Flinders Island’s renewable new frontier

Flinders Island
Flinders Island Hub Site

The Flinders Island community can look forward to a secure and cleaner energy future thanks to its new Hybrid Energy Hub.

Officially launched yesterday, the hub will transform the island’s power supply and provide another exceptional renewable showcase for remote communities around Australia and the world.

Flinders Island has historically been dependent on diesel generation. The hub technology will make it 60 per cent renewably-powered, on average, using wind and solar. When there’s enough wind and sunshine to do so, the island will be 100 per cent renewably-powered for considerable periods of time.

Hydro Tasmania CEO Steve Davy said the result is less diesel usage, lower energy production costs, lower emissions, and a further boost for Flinders’ clean and sustainable reputation.

“This is Tasmanian innovation bringing clean energy to isolated communities,” Mr Davy said.

“The Flinders Island Hybrid Energy Hub gives islanders a secure and cleaner future – consistent with the community’s vision of becoming permanently 100 per cent renewable in the future.

“We take pride in supporting Tasmanian communities and a clean, sustainable energy future – both at a big-picture and grassroots level,” he said.

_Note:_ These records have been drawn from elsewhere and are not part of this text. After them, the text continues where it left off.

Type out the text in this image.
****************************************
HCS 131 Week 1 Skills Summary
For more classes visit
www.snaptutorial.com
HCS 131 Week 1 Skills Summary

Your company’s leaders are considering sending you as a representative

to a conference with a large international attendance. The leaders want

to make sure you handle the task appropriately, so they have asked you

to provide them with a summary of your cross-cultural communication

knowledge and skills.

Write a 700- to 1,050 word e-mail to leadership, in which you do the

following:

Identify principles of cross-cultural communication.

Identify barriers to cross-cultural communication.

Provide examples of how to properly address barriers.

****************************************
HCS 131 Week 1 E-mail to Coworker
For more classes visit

The Flinders Hub is able to harness more renewable energy from a 900kW wind turbine and 200kW solar array by using unique enabling technologies and an advanced control system that will manage the fluctuating mix of wind, solar and diesel power in a stable, secure and reliable way – as proven in previous projects on King Island, at Coober Pedy, and on Rottnest Island.

The enabling technologies on Flinders include a 750KW/266KWh battery, an 850kVA flywheel, and a 1.5MW dynamic resistor.

The $13.38 million Flinders Island Hybrid Energy Hub project was made possible by support of $5.5 million from the Australian Renewable Energy Agency (ARENA).